Richard Kauffmann (1887–1958) was a German-Jewish architect who migrated to Palestine in 1920. His architecture was influenced by Ludwig Mies van der Rohe, a proponent of the International Style, and was applied to the local landscape, laying the architectural groundwork for the nascent State of Israel as well as that of several cities including Hadar HaCarmel in Haifa, Nahalal, Afula and the White City, as Tel Aviv's International Style architecture became known.

==Biography==
===Early life, World War I, work in Europe===
Richard Kauffmann was born in 1887 in Frankfurt, Germany. In 1907, he began to study art at the Städelschule, but transferred to architecture studies in Amsterdam the following year. In 1909, he moved to the Technical University of Munich, graduating in 1912. In 1914, he opened an office in Frankfurt.

During the First World War Kauffmann fought on the Eastern Front, where he became aware of the persecutions directed against East European Jews.

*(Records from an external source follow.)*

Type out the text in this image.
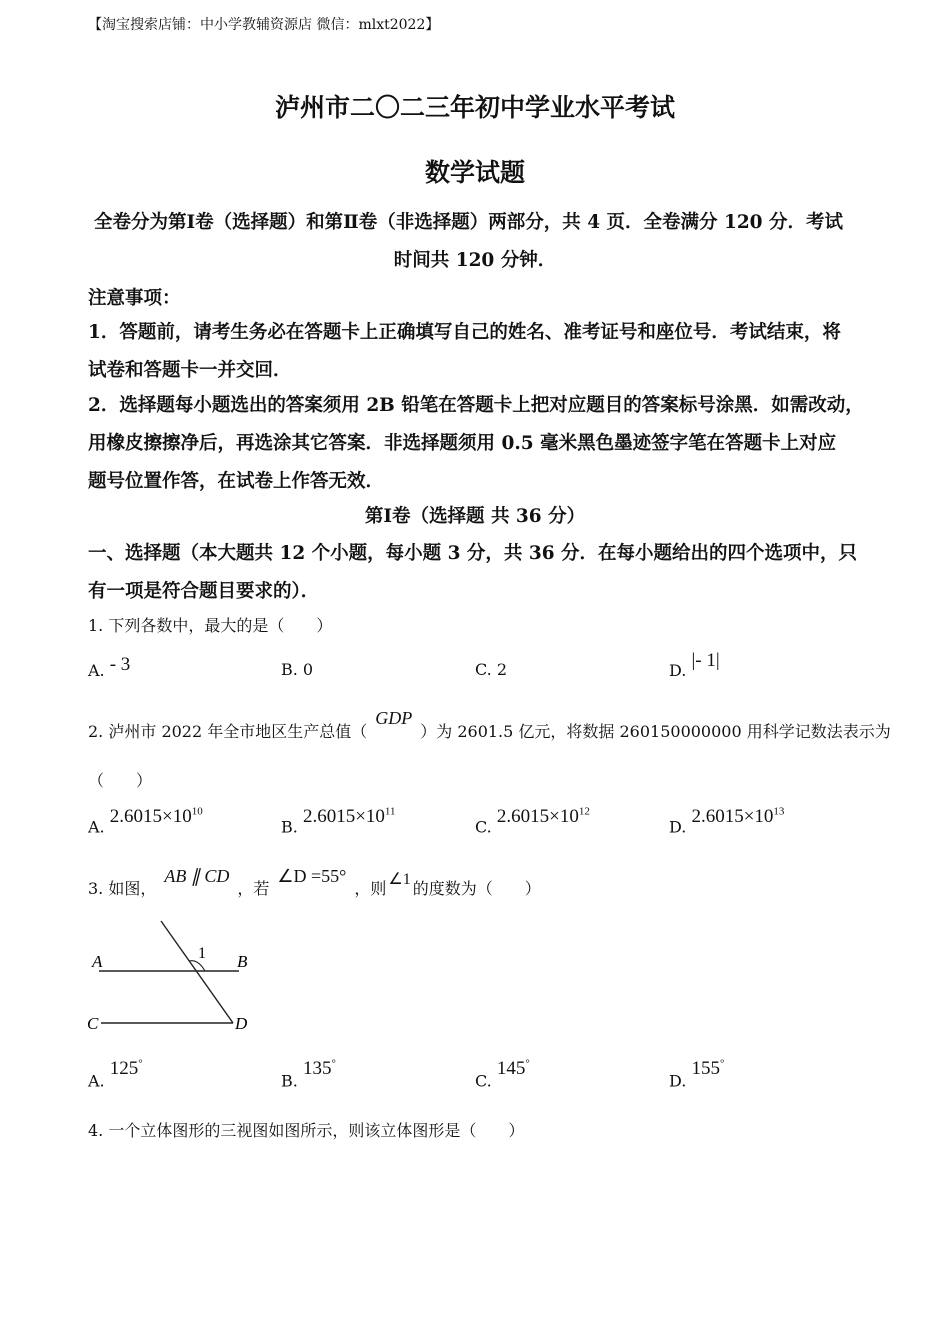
【淘宝搜索店铺：中小学教辅资源店 微信：mlxt2022】
泸州市二〇二三年初中学业水平考试
数学试题
全卷分为第Ⅰ卷（选择题）和第Ⅱ卷（非选择题）两部分，共 4 页．全卷满分 120 分．考试
时间共 120 分钟．
注意事项：
1．答题前，请考生务必在答题卡上正确填写自己的姓名、准考证号和座位号．考试结束，将
试卷和答题卡一并交回．
2．选择题每小题选出的答案须用 2B 铅笔在答题卡上把对应题目的答案标号涂黑．如需改动，
用橡皮擦擦净后，再选涂其它答案．非选择题须用 0.5 毫米黑色墨迹签字笔在答题卡上对应
题号位置作答，在试卷上作答无效．
第Ⅰ卷（选择题 共 36 分）
一、选择题（本大题共 12 个小题，每小题 3 分，共 36 分．在每小题给出的四个选项中，只
有一项是符合题目要求的）．
1. 下列各数中，最大的是（　　）
A. - 3	B. 0	C. 2	D. |- 1|
2. 泸州市 2022 年全市地区生产总值（GDP）为 2601.5 亿元，将数据 260150000000 用科学记数法表示为
（　　）
A. $2.6015\times 10^{10}$
B. $2.6015\times 10^{11}$
C. $2.6015\times 10^{12}$
D. $2.6015\times 10^{13}$
3. 如图，AB ∥ CD，若∠D =55°，则 ∠1 的度数为（　　）
A	B
C	D
1
A. 125°
B. 135°
C. 145°
D. 155°
4. 一个立体图形的三视图如图所示，则该立体图形是（　　）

In 1919, Kauffmann met Arthur Ruppin, who invited him to design new Jewish settlements in Palestine as the leading physical planner of the Zionist enterprise. At that point, Kauffmann was already a government town planner in Christiania, now Oslo, the capital of Norway.

===Mandate Palestine===
In 1920, he immigrated to Eretz Yisrael, at that point a British-controlled territory. Between 1920 and 1932, Kauffmann was the chief architect of the Palestine Land Development Company (Hachsharat HaYishuv) of the Zionist movement. Kauffmann designed and initiated, almost alone, a full architectural master plan for the new rural villages of many kibutzim and moshavim in the northern valleys (Jezreel Valley), most notably Ein Harod, Kfar Yehoshua, Degania Alef, Kfar Yehezkel and Nahalal.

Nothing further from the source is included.